SUPERIOR, WI -- Wisconsin Point is best known as a place to enjoy the shore of Lake Superior, but it also has a rich history.
The Point was once home to a burial ground for Indigenous peoples.
In 1918, the Native burial ground was moved from Wisconsin Point to graves along the Nemadji River, making way for an ore dock on Allouez Bay that was never completed.
Superior City Councilor, Jenny Van Sickle, who is Native, says it's a painful past that needs to be recognized.
"We are really taking the first steps forward in widely acknowledging that trauma and trying to take the steps forward through recognizing the real history of Wisconsin Point," said Councilor Van Sickle, Tlingit/Athabascan Sheet’ka Kwaan kiks.àdi, Yéil.

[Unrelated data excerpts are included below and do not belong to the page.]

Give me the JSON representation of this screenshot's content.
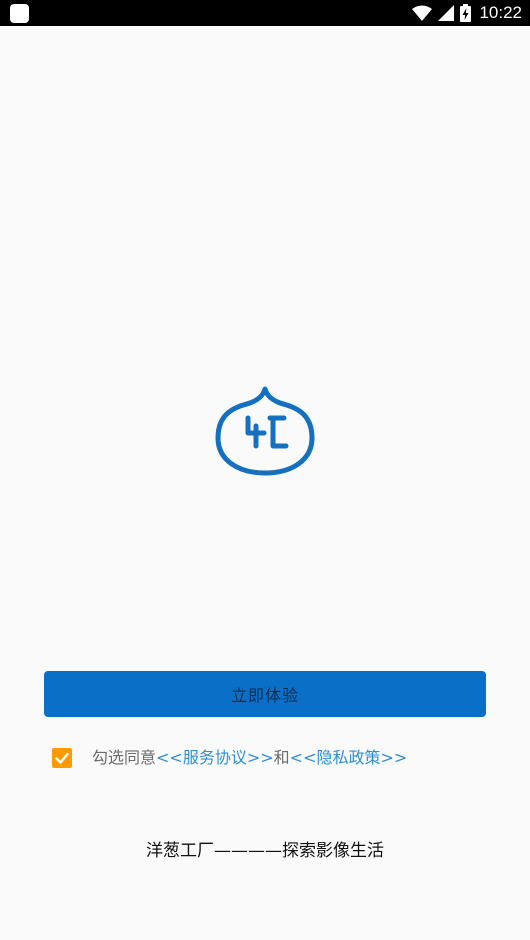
{
  "status_bar": {
    "time": "10:22",
    "icons": [
      "notification-square-icon",
      "wifi-icon",
      "cellular-signal-icon",
      "battery-charging-icon"
    ]
  },
  "logo": {
    "icon": "onion-logo-icon",
    "color": "#1570c0"
  },
  "primary_button": {
    "label": "立即体验",
    "background": "#0a6fc6"
  },
  "agreement": {
    "checked": true,
    "checkbox_color": "#ff9b00",
    "prefix": "勾选同意",
    "service_link": "<<服务协议>>",
    "and": "和",
    "privacy_link": "<<隐私政策>>",
    "link_color": "#2d8fd6"
  },
  "slogan": "洋葱工厂————探索影像生活"
}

The goal is to get Wisconsin Point added to the National Register of Historic Places.
The Wisconsin Point Committee passed the resolution last month, then the Superior City Council unanimously approved it Thursday night.
Council members say it is part of a larger effort to honor Indigenous people in Superior.
Wisconsin Point is still a space that is used today as a place to honor and pay respects to ancestors that were buried there many years ago.
"It's actually become more of a sacred site over the past few years as a national destination, as people come there to do ceremonies for healing and pray quite a bit," says Terry White, a former Douglas County Supervisor and member of the Park Point Committee.
White says the efforts to preserve the Point must include preserving its history.
"I think this is a natural next step of preservation," White said.
The application will now head to the Wisconsin Historic Preservation Review Board. They will make a decision on August 14th.
If that is approved, the National Parks Service will have a final on whether it will make it into the National Register.